CORONAVIRUS/CECC orders CAL's overseas pilots back to Taiwan for quarantine
Taipei, May 10 (CNA) The Central Epidemic Command Center (CECC) has ordered that all China Airlines (CAL) pilots who are currently overseas fly back to Taiwan to undergo 14 days of quarantine in a tightening of its COVID-19 protocols.
Health Minister Chen Shih-chung (陳時中), who heads the CECC, announced the new measure at a regular press conference Monday as the number of COVID-19 confirmed cases involving CAL pilots and an airport hotel that houses a CAL dormitory increased to 35.
"We worry there's a (virus) transmission chain within CAL that has not yet been detected," said Chen, who along with his team has been unable to pinpoint the sources of the CAL pilots' infections since they began on April 20.
Arguing that the 13 COVID-19 cases involving CAL pilots (out of the airline's more than 1,200 pilots) indicated that the virus has invaded in many ways, he said the outbreak could not be stopped unless a large-scale quarantine was carried out.
CAL pilots in Taiwan will also have to perform 14-day quarantines, but the CECC did not say when those would begin.
It was not immediately known how many CAL pilots are currently outside of Taiwan, but under the plan, they will have to be isolated for 14 days at a government-run quarantine center.
At the same time, flight attendants who have served on long-haul flights or been in contact with flight crew members who pose a "risk" -- those who have not completed 14-day mandatory quarantines or tested negative for COVID-19 at the end of their quarantine -- must be isolated at home or at a government-operated facility for 14 days.
No pilots or flight attendants are allowed to see members of their family or visit public places unless they complete 14 days in quarantine and test negative for COVID-19, but they will still be allowed to work.
People in the "risk" group can work together on flights to enable CAL to maintain some of its flight operations, but they will not be allowed to work with crew members in the "safe" group, comprised of those who have completed the quarantine and negative-test protocols, according to the CECC.
In a statement, CAL said it will comply with the CECC's revised quarantine protocols and will maintain as many flights as possible by adjusting the scheduling of its personnel.

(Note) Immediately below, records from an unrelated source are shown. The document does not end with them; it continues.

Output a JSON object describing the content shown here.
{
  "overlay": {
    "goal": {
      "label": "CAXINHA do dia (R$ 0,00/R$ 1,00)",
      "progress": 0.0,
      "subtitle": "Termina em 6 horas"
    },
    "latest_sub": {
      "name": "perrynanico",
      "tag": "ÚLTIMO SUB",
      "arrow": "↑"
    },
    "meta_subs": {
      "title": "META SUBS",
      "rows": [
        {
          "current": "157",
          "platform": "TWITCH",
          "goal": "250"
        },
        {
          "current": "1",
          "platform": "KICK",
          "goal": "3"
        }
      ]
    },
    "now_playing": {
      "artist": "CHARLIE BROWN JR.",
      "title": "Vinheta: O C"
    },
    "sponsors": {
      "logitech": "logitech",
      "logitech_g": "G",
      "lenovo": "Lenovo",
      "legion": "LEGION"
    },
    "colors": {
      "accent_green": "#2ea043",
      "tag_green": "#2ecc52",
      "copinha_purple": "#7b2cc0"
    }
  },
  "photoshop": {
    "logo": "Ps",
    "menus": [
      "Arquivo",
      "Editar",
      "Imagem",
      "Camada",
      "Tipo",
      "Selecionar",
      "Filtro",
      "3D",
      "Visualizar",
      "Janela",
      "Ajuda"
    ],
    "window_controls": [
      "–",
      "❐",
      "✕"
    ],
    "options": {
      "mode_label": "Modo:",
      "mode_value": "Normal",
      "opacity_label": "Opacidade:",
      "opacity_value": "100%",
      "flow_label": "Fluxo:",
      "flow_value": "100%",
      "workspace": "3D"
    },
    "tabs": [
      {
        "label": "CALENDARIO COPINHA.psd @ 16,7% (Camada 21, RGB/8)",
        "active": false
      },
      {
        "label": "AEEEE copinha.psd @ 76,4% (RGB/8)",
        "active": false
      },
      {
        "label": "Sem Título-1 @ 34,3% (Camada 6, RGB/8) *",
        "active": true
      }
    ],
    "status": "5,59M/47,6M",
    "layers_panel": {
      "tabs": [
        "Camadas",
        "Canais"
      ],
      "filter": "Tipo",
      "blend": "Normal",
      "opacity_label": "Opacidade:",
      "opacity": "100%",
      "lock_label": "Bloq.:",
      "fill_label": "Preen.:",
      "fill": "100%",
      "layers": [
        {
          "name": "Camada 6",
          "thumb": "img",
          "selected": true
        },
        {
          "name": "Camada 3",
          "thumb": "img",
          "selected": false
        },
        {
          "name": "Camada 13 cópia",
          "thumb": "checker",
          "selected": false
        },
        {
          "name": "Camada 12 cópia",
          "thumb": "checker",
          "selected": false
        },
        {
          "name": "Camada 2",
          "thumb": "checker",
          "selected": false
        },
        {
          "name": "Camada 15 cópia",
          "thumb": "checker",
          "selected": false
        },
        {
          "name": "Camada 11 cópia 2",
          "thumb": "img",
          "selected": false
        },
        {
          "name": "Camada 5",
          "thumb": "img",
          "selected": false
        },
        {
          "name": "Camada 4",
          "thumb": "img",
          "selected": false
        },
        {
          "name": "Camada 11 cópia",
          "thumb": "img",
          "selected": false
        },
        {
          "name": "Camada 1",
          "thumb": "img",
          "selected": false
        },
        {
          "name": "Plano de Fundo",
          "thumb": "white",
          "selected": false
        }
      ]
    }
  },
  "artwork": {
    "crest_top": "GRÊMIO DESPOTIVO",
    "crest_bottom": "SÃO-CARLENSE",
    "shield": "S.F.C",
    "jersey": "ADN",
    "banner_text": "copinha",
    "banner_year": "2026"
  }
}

It won't stop flight services completely, the airline said, stressing that all available manpower will be mobilized, and it noted that cargo transport services will be prioritized while passenger services on some fights will be canceled.
The carrier announced on April 30 that it would cancel some of its passenger flights to several long-haul destinations, and local media reported recently that it was also considering cutting back some of its more lucrative cargo flights because of the manpower shortage.
As of Monday, some 300 of the airline's pilots were either in quarantine as a precaution or hospitalized with COVID-19.